Another program that seems likely to at least slow down if not see real changes is TEFCA. TEFCA was very much not a priority of the previous Trump administration but it was a major priority of ONC and then ASTP under Micky Tripathi's leadership there. While I don't think TEFCA is going away - its existence is part of the 21st Century Cures Act - it does seem reasonable that it will not be as strong a focus in the new administration and efforts to add additional exchange purposes, move to and expand FHIR access, better support payers and other entities that aren't traditional provider organizations, and some of the other efforts currently underway will either slow down or cease.

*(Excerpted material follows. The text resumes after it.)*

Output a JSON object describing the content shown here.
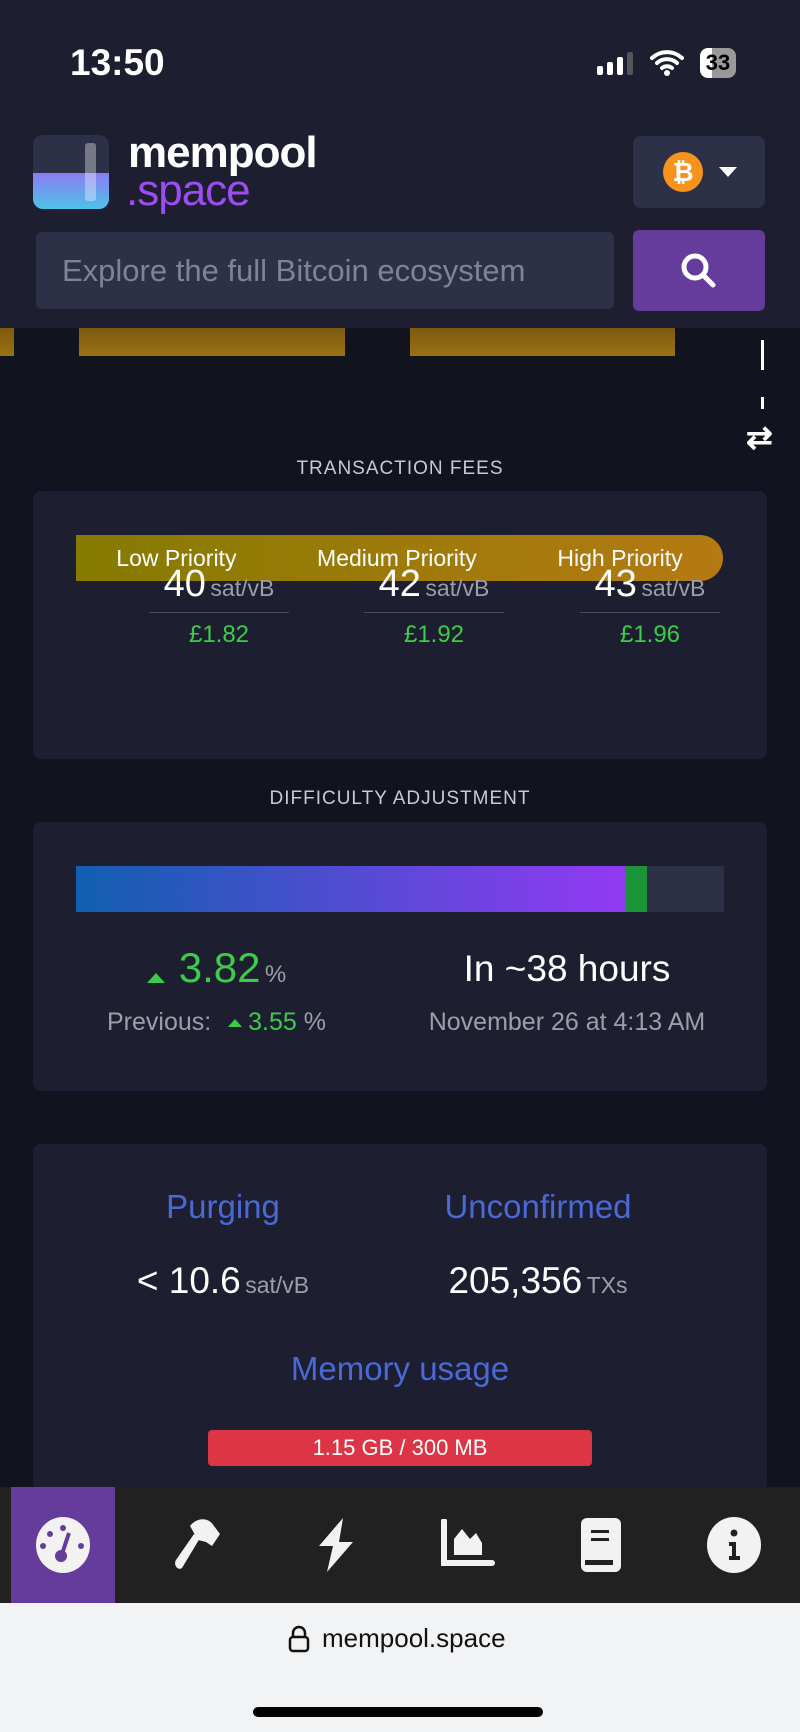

Finally, there are a lot of regulatory items - both proposed and final - that are currently expected in November and December according to the latest federal unified agenda. It is unclear how many of them, if any, will actually be released either in this lame duck period or after the inauguration. Every administration puts most of the regulations from the final few months of the previous administration on hold, and there are two streams of thought about how to handle that. One is to rush out as much as possible to put a stake in the ground, knowing some or all of it will be paused, delayed, changed, or tossed out. The other is to accept that some or all of work products from the very end of the administration is unlikely to survive intact and allow the next administration to release them with whatever changes or adjustments they're going to make anyway. It's not possible to know which pathway the Biden administration will take, or if they'll choose on a case-by-case basis. The pending regulations range from final rules on attachments and the No Surprises Act dispute resolution process to proposed rules on pharmacy interoperability and prior authorization processes and new cybersecurity rules and more. Given this, it's impossible to predict if any of these rules will be part of the 2025 landscape at all. [Editorial comment: This article was written before Thanksgiving. As of publication, none of these have been released.]